A sign of the times

BY RICHARD MADDOX

SUPRISINGLY FOR SOME, Imperial War Museums’ Churchill War Rooms and Museum (CWR) is not the only reminder of the Westminster’s Second World War history.

Not far from the Palace of Westminster (which had at least one pillbox – long since gone – built into the surrounding wall at the north end of Westminster Bridge Road) is Lord North Street.

It’s a quiet street of Georgian three and four bedroomed terrace houses averaging around £4,000,000 each and a favourite des-res of many politicians – including Sir Harold Wilson (who allegedly believed that certain elements of the Security Services had the place bugged and were ready to instigate a coup d’état with factions of the Armed Services) Antony Eden, and disgraced MP Johnathan Aitken – and others wanting or needing to live quietly in central London.

War-time Home Secretary Lord John Anderson (after whom the Anderson air raid shelter is named) also lived there and coincidentally the street has a number of signs indicating that there were public shelters converted from the cellars of some of houses on the street.

‘Public shelters in vaults under pavement in this street’. An example of an air raid shelter notice on a wall in Lord North Street, Westminster, London.
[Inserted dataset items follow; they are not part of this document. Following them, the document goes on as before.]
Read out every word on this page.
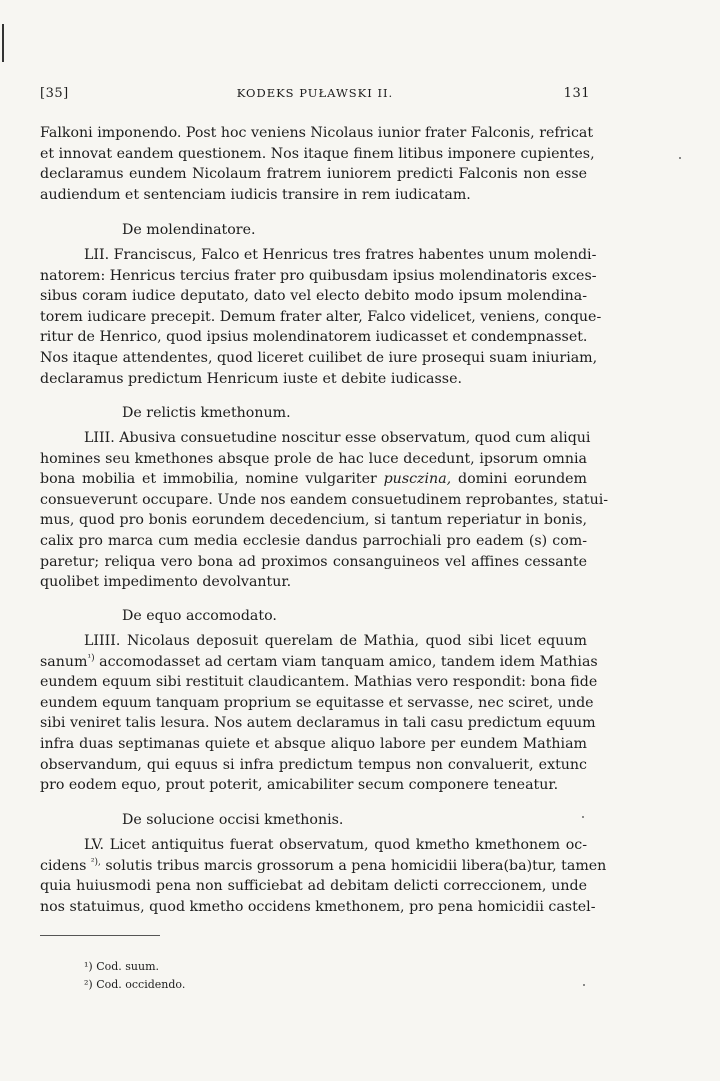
[35]	KODEKS PUŁAWSKI II.	131
Falkoni imponendo. Post hoc veniens Nicolaus iunior frater Falconis, refricat
et innovat eandem questionem. Nos itaque finem litibus imponere cupientes,
declaramus eundem Nicolaum fratrem iuniorem predicti Falconis non esse
audiendum et sentenciam iudicis transire in rem iudicatam.
De molendinatore.
LII. Franciscus, Falco et Henricus tres fratres habentes unum molendi-
natorem: Henricus tercius frater pro quibusdam ipsius molendinatoris exces-
sibus coram iudice deputato, dato vel electo debito modo ipsum molendina-
torem iudicare precepit. Demum frater alter, Falco videlicet, veniens, conque-
ritur de Henrico, quod ipsius molendinatorem iudicasset et condempnasset.
Nos itaque attendentes, quod liceret cuilibet de iure prosequi suam iniuriam,
declaramus predictum Henricum iuste et debite iudicasse.
De relictis kmethonum.
LIII. Abusiva consuetudine noscitur esse observatum, quod cum aliqui
homines seu kmethones absque prole de hac luce decedunt, ipsorum omnia
bona mobilia et immobilia, nomine vulgariter pusczina, domini eorundem
consueverunt occupare. Unde nos eandem consuetudinem reprobantes, statui-
mus, quod pro bonis eorundem decedencium, si tantum reperiatur in bonis,
calix pro marca cum media ecclesie dandus parrochiali pro eadem (s) com-
paretur; reliqua vero bona ad proximos consanguineos vel affines cessante
quolibet impedimento devolvantur.
De equo accomodato.
LIIII. Nicolaus deposuit querelam de Mathia, quod sibi licet equum
sanum$^{^1)}$ accomodasset ad certam viam tanquam amico, tandem idem Mathias
eundem equum sibi restituit claudicantem. Mathias vero respondit: bona fide
eundem equum tanquam proprium se equitasse et servasse, nec sciret, unde
sibi veniret talis lesura. Nos autem declaramus in tali casu predictum equum
infra duas septimanas quiete et absque aliquo labore per eundem Mathiam
observandum, qui equus si infra predictum tempus non convaluerit, extunc
pro eodem equo, prout poterit, amicabiliter secum componere teneatur.
De solucione occisi kmethonis.
LV. Licet antiquitus fuerat observatum, quod kmetho kmethonem oc-
cidens $^{^2),}$ solutis tribus marcis grossorum a pena homicidii libera(ba)tur, tamen
quia huiusmodi pena non sufficiebat ad debitam delicti correccionem, unde
nos statuimus, quod kmetho occidens kmethonem, pro pena homicidii castel-
¹) Cod. suum.
²) Cod. occidendo.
Image: © R Maddox 2017

For many years after the war the white ‘S’ on a black background was a common sight on walls all over the UK. Image: © R Maddox 2017

 

History doesn’t recall if house holders were ever woken by strangers wanting shelter from the Luftwaffe – or indeed any conversation that unfolded in the late blacked-out gloom.

Also living there was Brendan Bracken, owner of the Financial Times and a friend and confidant of Winston Churchill.

Oh… and in nearby Smith Square lived Sir Oswald Mosley MP with his wife Diana (nee Mitford).

The ex-Conservative Member of Parliament, ex-Labour MP and founder of the British Union of Fascists was interned by Churchill under the Defence Regulation 18B (which allowed for the internment of suspected Nazi sympathisers) shortly after Churchill came to power. Mosely and his family were released to house arrest in 1943 on medical grounds.